Thread-safe IEnumerable<T>

/// <summary>
/// A thread-safe IEnumerable implementation
/// See: http://www.codeproject.com/KB/cs/safe_enumerable.aspx
/// </summary>
public class SafeEnumerable<T> : IEnumerable<T>
{
    private readonly IEnumerable<T> _inner;
    private readonly object _lock;

    public SafeEnumerable(IEnumerable<T> inner, object @lock)
    {
        _lock = @lock;
        _inner = inner;
    }

    public IEnumerator<T> GetEnumerator()
    {
        return new SafeEnumerator<T>(_inner.GetEnumerator(), _lock);
    }

    IEnumerator IEnumerable.GetEnumerator()
    {
        return GetEnumerator();
    }
}
  • Rajesh Singh

    This is one of the best answer so far, I have read online. Just useful information. Very well presented. Thanks for sharing with us. I had found another nice post with wonderful explanation on Enumeration in c#, which is also helped me to complete my task. For more details of that post check out this link….

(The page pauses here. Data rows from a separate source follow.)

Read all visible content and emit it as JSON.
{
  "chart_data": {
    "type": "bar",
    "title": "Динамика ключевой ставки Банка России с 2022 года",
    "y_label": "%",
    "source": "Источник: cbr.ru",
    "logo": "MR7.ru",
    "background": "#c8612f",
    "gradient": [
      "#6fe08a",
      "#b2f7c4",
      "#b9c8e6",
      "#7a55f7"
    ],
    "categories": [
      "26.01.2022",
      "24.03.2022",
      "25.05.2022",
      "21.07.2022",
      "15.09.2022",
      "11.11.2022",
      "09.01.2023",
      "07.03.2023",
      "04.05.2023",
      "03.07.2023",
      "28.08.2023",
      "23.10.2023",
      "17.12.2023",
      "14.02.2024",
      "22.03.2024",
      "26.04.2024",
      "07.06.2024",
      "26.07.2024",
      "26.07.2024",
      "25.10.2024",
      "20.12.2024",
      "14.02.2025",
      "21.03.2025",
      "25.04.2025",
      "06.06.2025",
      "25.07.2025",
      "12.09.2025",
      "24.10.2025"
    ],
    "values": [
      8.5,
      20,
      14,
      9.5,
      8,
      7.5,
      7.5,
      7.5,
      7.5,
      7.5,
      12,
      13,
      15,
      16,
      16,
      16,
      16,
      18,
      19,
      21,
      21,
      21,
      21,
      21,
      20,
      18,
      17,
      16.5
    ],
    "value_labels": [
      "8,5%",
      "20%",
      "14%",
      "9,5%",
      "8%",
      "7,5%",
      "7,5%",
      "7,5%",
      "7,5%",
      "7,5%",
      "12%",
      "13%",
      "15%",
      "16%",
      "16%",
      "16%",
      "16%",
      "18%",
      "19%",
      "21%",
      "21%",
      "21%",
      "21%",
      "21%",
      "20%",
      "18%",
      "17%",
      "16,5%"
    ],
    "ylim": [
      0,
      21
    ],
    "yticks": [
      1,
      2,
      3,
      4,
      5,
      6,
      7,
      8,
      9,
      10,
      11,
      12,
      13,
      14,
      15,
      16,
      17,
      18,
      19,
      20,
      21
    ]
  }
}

    http://mindstick.com/Articles/ade257fc-7058-4f60-a0fe-85c7ca52f004/?Enumeration%20in%20c#

    Thanks everyone for your precious post.

  • Gustav

    Just want to point out that your implementation is flawed, try this:

    foreach(int value in safeList)
    {
    safeList.Remove(value);
    }

  • Alex

    Just would like to share with others that nowadays this approach is not a good idea. You might not even notice the problem in the beginning but if you use async/await inside the foreach enumeration Monitor.Exit might be called on a different from the Monitor.Enter thread which leads to an unpredictable exception.